Traumatic maxillofacial fractures appear to be less frequent and different in the pediatric than in the adult population, because of multiple elements such as the difference in the constitution of bones, more tissue elasticity, incomplete ossification in children (Chocron et al., 2019), small-sized bones, developing paranasal sinuses, the existence of growth centers, faster healing period, and possible presence of developing teeth germs [9].
Few studies compare between the maxillofacial fractures in adult and pediatric patients and most of these studies are retrospective [3, 10,11,12] and some lack the management of those patients [3, 12].
So, we studied the comparison between adult versus pediatric maxillofacial fractures in a prospective study including the management data.
In the current study, below school age (6 years), no maxillofacial fracture patients were detected. In accordance, it is estimated that < 1% of the maxillofacial trauma occur in children < 5 years old [2]. In addition, in the present study, no maxillofacial fracture was reported in patients above 60 years. This could be attributed to the limited mobility of children below skull age and patients above 60 years )retirement age) that limits their trauma.
As previously reported in the literature [1, 2, 4], in the current study, males were the main gender affected by maxillofacial fractures with high percent (95% in children and 100% in adults).
The mandibular fracture was the most commonly reported fracture in both adults and children, but there was a significantly highest incidence of mandibular fractures that occurred in children (65%) versus 38% in adults. The mandibular fracture was also the most common in agreement with most previous studies [9, 11, 13,14,15].
The cause of trauma was significantly different between adult and pediatric. In spite of that MVA is the most common cause of trauma in both adults and children, fall was the cause in 17.5% of the pediatric group and was not reported as a cause in the adult group (Table 1). Near results were also detected by Atilgan et al. [16] and Arvind et al. [13], while Jung et al. [17] and Bharadwaj [18] found that fall was the most common cause.
These etiological pattern changes differ from region to region and may be due to socioeconomic problems, social habits, the stresses of residing in large or crowded cities, etc. But the results here reflect the important extra care of preventing and care of risk of fall in children.
Surgical treatment was the main used treatment in both groups, and this may be attributed that this research was done in a tertiary hospital and so many cases were treated conservatively at the primary and secondary care hospitals and health facilities. On the other hand, maxillofacial fractures were treated conservatively more in children (20%) than in adults (4.76%). Near results were reported by Iatrou et al. [12] reported.
In the present study, OR/IF was the main operative intervention. Similarly, Daniels et al. [10] documented that OR/IF was the main treatment modality in 69.2% of patients.

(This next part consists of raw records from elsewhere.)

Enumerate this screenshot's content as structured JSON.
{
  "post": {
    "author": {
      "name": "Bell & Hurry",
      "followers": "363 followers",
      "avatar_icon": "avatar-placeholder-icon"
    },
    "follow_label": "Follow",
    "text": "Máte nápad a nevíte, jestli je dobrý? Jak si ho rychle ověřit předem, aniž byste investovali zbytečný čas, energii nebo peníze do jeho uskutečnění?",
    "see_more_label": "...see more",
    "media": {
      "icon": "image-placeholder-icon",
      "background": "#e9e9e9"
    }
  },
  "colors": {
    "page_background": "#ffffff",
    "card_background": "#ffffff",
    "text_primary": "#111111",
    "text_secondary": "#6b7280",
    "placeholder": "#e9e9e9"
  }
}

We agree with Bansal et al. [19] that in pediatric patients, although closed treatment could be preferred, as it preserves the soft tissue and periosteum, displaced fractures especially with co-existing condylar fractures should be treated by OR/IF.
The basic principle of fracture treatment is reduction, fixation, immobilization, prevention of infection, and rehabilitation, with the least disability and smallest risk for the patient [3, 4]. Thus, whenever there is a displaced fracture, today, OR/IF is the standard management [4, 7].